Here in Renton, people are reviving old political arguments about gun control and health care. They are telling one another to hug their children tightly, and remember the good that is in the world. In times like these, things like that feel important. However, in acknowledging Connecticut’s monumental loss, are we forgetting all our Renton neighbors whose holidays are forever changed because of incidents of fatal violence this year in Renton?
I know that problems like violent crime rarely have one cause, and therefore don’t have a single simple solution. What I do know is that you have to start somewhere. You have to take the next step first.
A randomized controlled trial published in August by the journal, Injury Prevention, suggests that “greening” empty lots results in reduced violence in areas surrounding the lots.
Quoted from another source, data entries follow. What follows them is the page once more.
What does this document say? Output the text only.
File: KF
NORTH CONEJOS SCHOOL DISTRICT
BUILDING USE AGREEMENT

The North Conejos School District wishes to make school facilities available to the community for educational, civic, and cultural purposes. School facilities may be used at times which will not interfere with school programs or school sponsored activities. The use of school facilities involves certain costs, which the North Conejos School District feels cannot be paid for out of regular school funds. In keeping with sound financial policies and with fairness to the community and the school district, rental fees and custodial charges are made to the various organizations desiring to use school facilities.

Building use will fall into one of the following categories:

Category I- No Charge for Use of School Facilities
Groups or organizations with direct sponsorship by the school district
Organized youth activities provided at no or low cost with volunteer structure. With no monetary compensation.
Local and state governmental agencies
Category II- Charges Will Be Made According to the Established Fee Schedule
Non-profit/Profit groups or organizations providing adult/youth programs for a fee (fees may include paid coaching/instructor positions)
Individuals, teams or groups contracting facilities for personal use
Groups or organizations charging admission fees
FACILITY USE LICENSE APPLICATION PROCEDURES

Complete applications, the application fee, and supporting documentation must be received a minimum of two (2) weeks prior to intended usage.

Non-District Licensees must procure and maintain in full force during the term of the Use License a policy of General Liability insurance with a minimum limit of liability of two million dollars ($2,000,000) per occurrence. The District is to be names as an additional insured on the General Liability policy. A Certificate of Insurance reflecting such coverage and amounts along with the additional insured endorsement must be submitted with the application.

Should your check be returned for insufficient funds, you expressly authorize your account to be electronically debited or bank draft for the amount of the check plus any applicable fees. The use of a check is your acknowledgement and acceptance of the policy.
It makes sense to me. When trash lays around, and weeds go unchecked it says to passers-by, “No one cares about this area. No one will see …” Crime thrives in dark, hidden, abandoned areas. On the other hand, another article published in the American Journal of Epidemiology says that green spaces are shown to reduce violent crime in the surrounding area, and reduce stress and allow for more exercise for those who live and work in the area.
What would change if we picked up trash, and planted some grass and trees in empty lots? Would people feel safer in Downtown Renton if it looked more “cared for”? Would more people begin to care about Renton because Renton looked more cared for? (?!?) Would crime rates go down in Renton because more people were out walking and enjoying empty lots-turned-pocket-parks, gardens, and other beautiful public spaces? We will never know until we try.
Would you like to be involved in a discussion about creating pocket parks and other improvements around Renton? There are lots of great places to get involved. The City of Renton’s Neighborhood Program provides grants to various neighborhood associations for improving of their specific neighborhood. The brand new Fixing Renton Forum is an online community dedicated to facilitating discussion about improving Renton’s outlook starting at a grassroots level. As a follow up to last week’s Fixing the Future film screening and community forum event, a community meeting is scheduled for January 19th at 1pm at Blossom Vegetarian.